Researchers in the new unit will be investigating many areas including paediatric allergies and how these can be prevented; sleep disturbance and how this affects health and behaviour; new treatments for acute and chronic chest disorders such as bronchiolitis and asthma. They will also be looking at infectious diseases and immunisation; new treatments for neuromuscular diseases such as Duchenne muscular dystrophy; and prevention of the complications of sickle cell disease, to name but a few.

Professor Warner said that people should be assured that all research involving children would be carried out ethically and responsibly.

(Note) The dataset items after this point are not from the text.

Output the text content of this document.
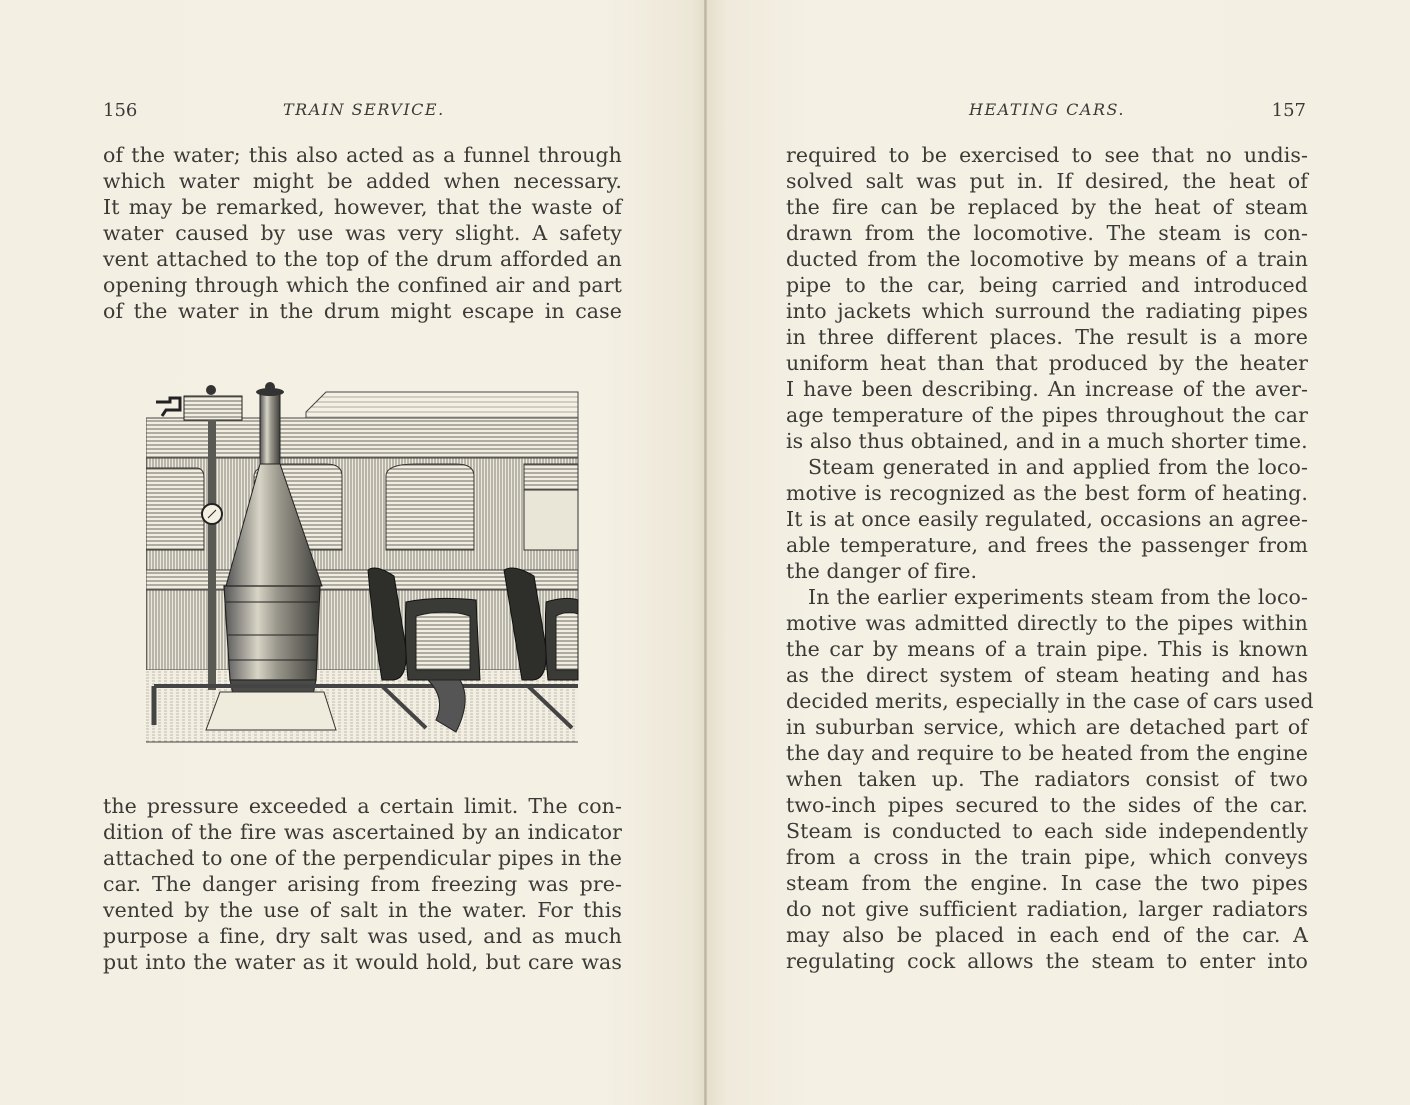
156	TRAIN SERVICE.
of the water; this also acted as a funnel through
which water might be added when necessary.
It may be remarked, however, that the waste of
water caused by use was very slight. A safety
vent attached to the top of the drum afforded an
opening through which the confined air and part
of the water in the drum might escape in case
the pressure exceeded a certain limit. The con-
dition of the fire was ascertained by an indicator
attached to one of the perpendicular pipes in the
car. The danger arising from freezing was pre-
vented by the use of salt in the water. For this
purpose a fine, dry salt was used, and as much
put into the water as it would hold, but care was
HEATING CARS.	157
required to be exercised to see that no undis-
solved salt was put in. If desired, the heat of
the fire can be replaced by the heat of steam
drawn from the locomotive. The steam is con-
ducted from the locomotive by means of a train
pipe to the car, being carried and introduced
into jackets which surround the radiating pipes
in three different places. The result is a more
uniform heat than that produced by the heater
I have been describing. An increase of the aver-
age temperature of the pipes throughout the car
is also thus obtained, and in a much shorter time.
Steam generated in and applied from the loco-
motive is recognized as the best form of heating.
It is at once easily regulated, occasions an agree-
able temperature, and frees the passenger from
the danger of fire.
In the earlier experiments steam from the loco-
motive was admitted directly to the pipes within
the car by means of a train pipe. This is known
as the direct system of steam heating and has
decided merits, especially in the case of cars used
in suburban service, which are detached part of
the day and require to be heated from the engine
when taken up. The radiators consist of two
two-inch pipes secured to the sides of the car.
Steam is conducted to each side independently
from a cross in the train pipe, which conveys
steam from the engine. In case the two pipes
do not give sufficient radiation, larger radiators
may also be placed in each end of the car. A
regulating cock allows the steam to enter into
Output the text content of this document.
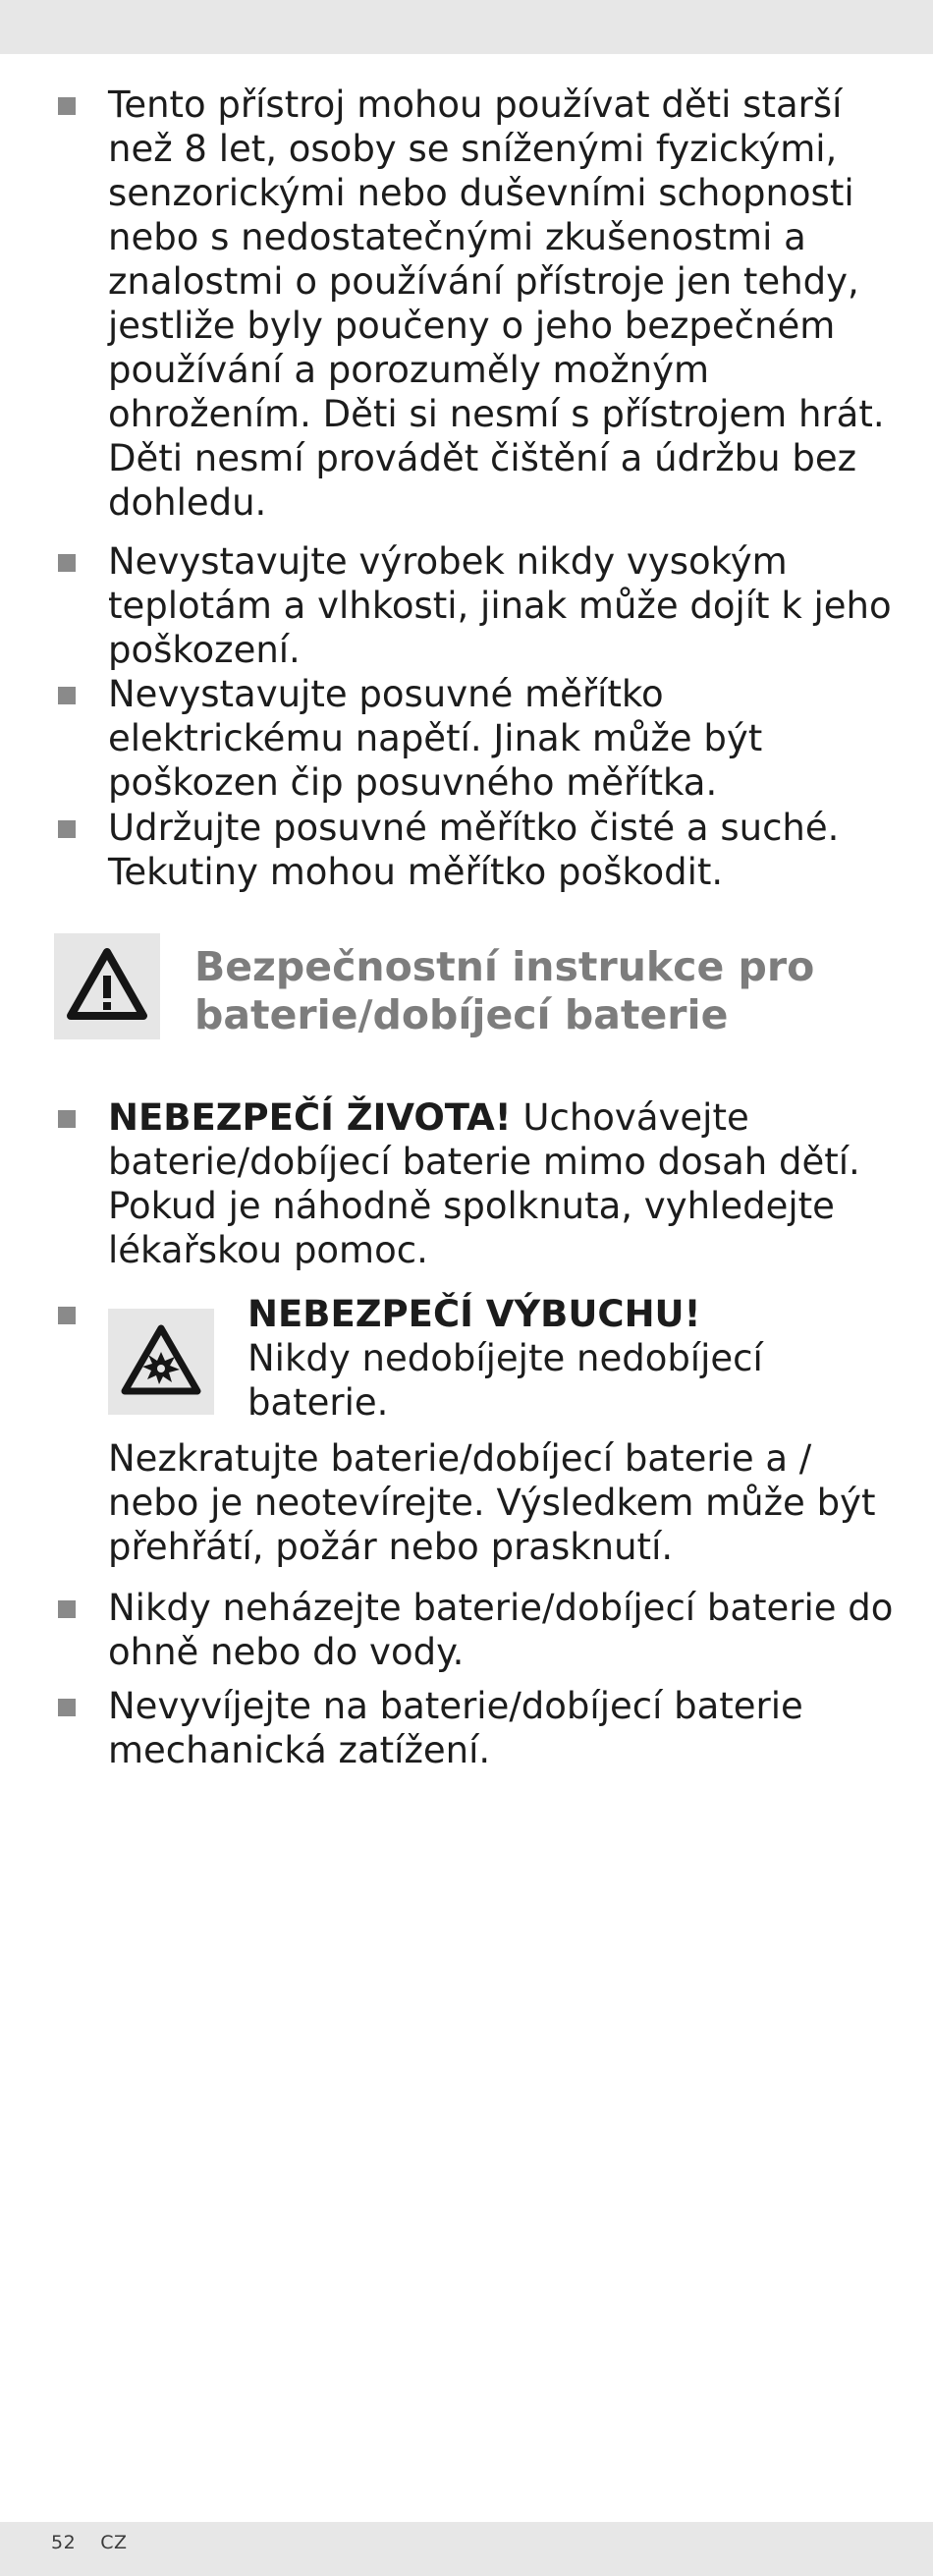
Tento přístroj mohou používat děti starší než 8 let, osoby se sníženými fyzickými, senzorickými nebo duševními schopnosti nebo s nedostatečnými zkušenostmi a znalostmi o používání přístroje jen tehdy, jestliže byly poučeny o jeho bezpečném používání a porozuměly možným ohrožením. Děti si nesmí s přístrojem hrát. Děti nesmí provádět čištění a údržbu bez dohledu.
Nevystavujte výrobek nikdy vysokým teplotám a vlhkosti, jinak může dojít k jeho poškození.
Nevystavujte posuvné měřítko elektrickému napětí. Jinak může být poškozen čip posuvného měřítka.
Udržujte posuvné měřítko čisté a suché. Tekutiny mohou měřítko poškodit.
Bezpečnostní instrukce pro
baterie/dobíjecí baterie
NEBEZPEČÍ ŽIVOTA! Uchovávejte baterie/dobíjecí baterie mimo dosah dětí. Pokud je náhodně spolknuta, vyhledejte lékařskou pomoc.
NEBEZPEČÍ VÝBUCHU!
Nikdy nedobíjejte nedobíjecí
baterie.
Nezkratujte baterie/dobíjecí baterie a / nebo je neotevírejte. Výsledkem může být přehřátí, požár nebo prasknutí.
Nikdy neházejte baterie/dobíjecí baterie do ohně nebo do vody.
Nevyvíjejte na baterie/dobíjecí baterie mechanická zatížení.
52 CZ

“We will of course be operating to the highest ethical standards and we will go to great lengths to ensure the safety of all the children in our care. If you think something might help children but you’re not certain, it is unethical not to do the research and find out. You might be depriving a child of something that could do immense good,” explained Professor Warner.

The new £650,000 unit includes two outpatient consulting rooms and two ensuite inpatient rooms, with enough space for a child and their parent to sleep in and with a monitoring room between. It also has a large waiting and play area, a lung function investigation room, a laboratory, offices for staff, a reception and a treatment room.

The first studies to be conducted by the unit will be a trial looking at preventing allergies using prebiotics in high risk infants; a unique treatment for Duchenne dystrophy, which has hitherto been incurable; a study looking at the use of a helium oxygen mixture in intensive care and to treat acute bronchiolitis; and studies into the impact of various allergic problems on sleep and daytime behaviour.

The unit is funded by St. Mary’s Paddington Charitable Trust and the George John and Sheilah Livanos Charitable Trust. Jane Miles, Chief Executive of St Mary’s Charity, explained: “When awarding grants our focus is on innovation and excellence and this new paediatric research unit is a wonderful example of these qualities. We believe such specialised research is essential in order to develop treatments and care that meet the very specific needs of some of the sickest children across the UK.”